CAPODANNO A MILANO

Il gran tripudio dei consumi futili
intimi caminetti crocefigge.
Milano ostenta nebbie tecnologiche,
ogni autonomo indossa un grigio smog.

Flatus vocis, tu, Krizia, a pompeiani
reperti regredisci, a etruschi buccheri
di mercanti, usurai, trafugatori
fossili icone affidi, danze falliche.

Il mongolico ghigno d'una bambola
tanto sola e perversa nel funereo
baby-doll non vuol fiori ma archibugi
di patrioti caduti a Custoza.

Sale la Borsa delle invitte azioni
transessuali, lottano i castori
contro i leopardi. Un industriale tutto
di vetro e di cemento sega il cuore
galeotto di Dora con la lima
di diamante, orchidee di Singapore
fioccano - jet a jet - lungo le piste
della Malpensa. Il neon d'una epilettica
insaziata Milano buon Natale
augura ai drudi suoi.
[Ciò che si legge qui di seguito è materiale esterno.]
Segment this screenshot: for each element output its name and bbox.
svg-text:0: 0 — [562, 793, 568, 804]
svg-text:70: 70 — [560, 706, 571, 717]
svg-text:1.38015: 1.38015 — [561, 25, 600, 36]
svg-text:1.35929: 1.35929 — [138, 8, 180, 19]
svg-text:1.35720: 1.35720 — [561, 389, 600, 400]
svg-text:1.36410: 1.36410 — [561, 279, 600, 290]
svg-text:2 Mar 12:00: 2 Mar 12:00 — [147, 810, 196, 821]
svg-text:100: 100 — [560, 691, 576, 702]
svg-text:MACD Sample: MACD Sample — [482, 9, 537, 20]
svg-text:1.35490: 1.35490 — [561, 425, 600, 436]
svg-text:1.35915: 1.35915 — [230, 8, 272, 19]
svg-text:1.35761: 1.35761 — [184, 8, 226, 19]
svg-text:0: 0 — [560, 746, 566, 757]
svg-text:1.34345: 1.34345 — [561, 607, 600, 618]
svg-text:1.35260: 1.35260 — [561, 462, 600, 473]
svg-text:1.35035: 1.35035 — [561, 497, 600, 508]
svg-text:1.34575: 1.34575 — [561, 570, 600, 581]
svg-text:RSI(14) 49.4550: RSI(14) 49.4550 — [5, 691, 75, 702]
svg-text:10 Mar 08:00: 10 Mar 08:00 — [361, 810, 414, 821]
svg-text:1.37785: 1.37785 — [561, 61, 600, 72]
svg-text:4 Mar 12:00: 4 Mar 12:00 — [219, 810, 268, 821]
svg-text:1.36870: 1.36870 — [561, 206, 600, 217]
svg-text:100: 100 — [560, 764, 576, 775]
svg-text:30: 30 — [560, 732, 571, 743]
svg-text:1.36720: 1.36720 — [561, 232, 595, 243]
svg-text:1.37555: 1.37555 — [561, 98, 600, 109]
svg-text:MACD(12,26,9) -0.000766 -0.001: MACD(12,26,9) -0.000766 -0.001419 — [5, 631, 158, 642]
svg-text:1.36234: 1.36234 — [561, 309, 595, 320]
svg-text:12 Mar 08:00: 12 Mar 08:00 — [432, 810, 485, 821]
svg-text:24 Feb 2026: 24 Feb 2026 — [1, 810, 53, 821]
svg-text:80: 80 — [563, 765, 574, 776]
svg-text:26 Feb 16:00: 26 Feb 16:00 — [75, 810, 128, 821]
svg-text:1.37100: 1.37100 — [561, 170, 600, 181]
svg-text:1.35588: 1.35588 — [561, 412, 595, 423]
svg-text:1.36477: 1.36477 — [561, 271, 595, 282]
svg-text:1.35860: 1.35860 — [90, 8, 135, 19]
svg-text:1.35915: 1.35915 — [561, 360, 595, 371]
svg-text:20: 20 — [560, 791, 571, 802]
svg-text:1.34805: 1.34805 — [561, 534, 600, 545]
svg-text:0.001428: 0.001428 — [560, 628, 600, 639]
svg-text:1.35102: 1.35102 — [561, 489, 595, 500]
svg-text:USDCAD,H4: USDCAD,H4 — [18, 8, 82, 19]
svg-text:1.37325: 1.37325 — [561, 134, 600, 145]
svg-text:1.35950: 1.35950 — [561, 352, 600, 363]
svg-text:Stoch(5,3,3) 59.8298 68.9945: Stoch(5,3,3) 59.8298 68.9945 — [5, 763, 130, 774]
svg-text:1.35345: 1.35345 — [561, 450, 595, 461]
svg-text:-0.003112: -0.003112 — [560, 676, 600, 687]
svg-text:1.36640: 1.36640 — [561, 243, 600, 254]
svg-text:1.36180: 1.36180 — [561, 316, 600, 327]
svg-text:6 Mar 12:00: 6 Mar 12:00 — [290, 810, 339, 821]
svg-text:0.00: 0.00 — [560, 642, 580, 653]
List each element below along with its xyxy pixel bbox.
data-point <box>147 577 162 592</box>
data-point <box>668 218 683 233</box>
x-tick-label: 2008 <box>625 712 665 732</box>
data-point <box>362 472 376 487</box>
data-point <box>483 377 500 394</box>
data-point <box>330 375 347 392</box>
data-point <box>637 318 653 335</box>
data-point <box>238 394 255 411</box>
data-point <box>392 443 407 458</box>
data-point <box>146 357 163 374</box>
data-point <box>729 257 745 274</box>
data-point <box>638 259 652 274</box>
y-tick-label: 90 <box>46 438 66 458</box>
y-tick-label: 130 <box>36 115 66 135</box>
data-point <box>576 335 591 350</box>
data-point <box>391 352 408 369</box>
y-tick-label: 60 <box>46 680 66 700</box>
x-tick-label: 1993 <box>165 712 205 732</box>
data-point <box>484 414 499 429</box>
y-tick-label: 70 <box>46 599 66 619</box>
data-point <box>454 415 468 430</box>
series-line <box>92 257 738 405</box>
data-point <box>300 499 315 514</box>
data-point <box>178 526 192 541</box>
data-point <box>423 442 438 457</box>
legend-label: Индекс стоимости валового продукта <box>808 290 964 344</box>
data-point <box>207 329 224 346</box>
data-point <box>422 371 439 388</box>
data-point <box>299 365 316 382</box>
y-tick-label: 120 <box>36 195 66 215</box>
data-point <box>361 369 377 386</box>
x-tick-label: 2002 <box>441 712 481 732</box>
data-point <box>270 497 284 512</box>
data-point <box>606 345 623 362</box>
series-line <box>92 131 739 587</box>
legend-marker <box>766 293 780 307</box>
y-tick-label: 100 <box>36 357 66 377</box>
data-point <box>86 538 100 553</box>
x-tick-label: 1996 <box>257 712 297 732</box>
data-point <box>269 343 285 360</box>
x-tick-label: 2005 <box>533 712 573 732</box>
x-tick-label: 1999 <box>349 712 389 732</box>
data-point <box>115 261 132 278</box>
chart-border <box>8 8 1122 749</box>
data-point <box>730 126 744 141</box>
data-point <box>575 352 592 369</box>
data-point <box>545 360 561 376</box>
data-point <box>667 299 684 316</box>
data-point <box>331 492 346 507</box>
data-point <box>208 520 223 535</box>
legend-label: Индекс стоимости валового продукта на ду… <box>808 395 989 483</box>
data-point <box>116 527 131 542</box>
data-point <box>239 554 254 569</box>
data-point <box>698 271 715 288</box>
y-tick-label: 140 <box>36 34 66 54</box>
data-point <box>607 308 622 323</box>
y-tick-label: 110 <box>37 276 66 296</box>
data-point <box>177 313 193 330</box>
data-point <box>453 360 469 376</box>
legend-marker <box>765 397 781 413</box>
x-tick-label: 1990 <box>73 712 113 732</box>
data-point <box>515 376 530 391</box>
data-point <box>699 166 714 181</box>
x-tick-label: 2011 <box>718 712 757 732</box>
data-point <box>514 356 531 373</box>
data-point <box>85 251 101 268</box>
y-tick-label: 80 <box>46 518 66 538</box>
Troia in visone
acquista un incensiere porta-gioie,
un gotico ciborio per fiammanti
epistole, piviali, e da mutare
in mobiletto-bar questo tarlato
sghembo inginocchiatoio del Seicento.

A San Babila il re
della gomma sintetica ha creato
una Cariddi elastica che dondola
sul velluto di bare convertibili
in due piazze per coiti marca-tempo.

Scilla in slip s'è stesa
sul catafalco d'uno yacht, lo scheletro
che salpa beve a sorsi ilari il vento.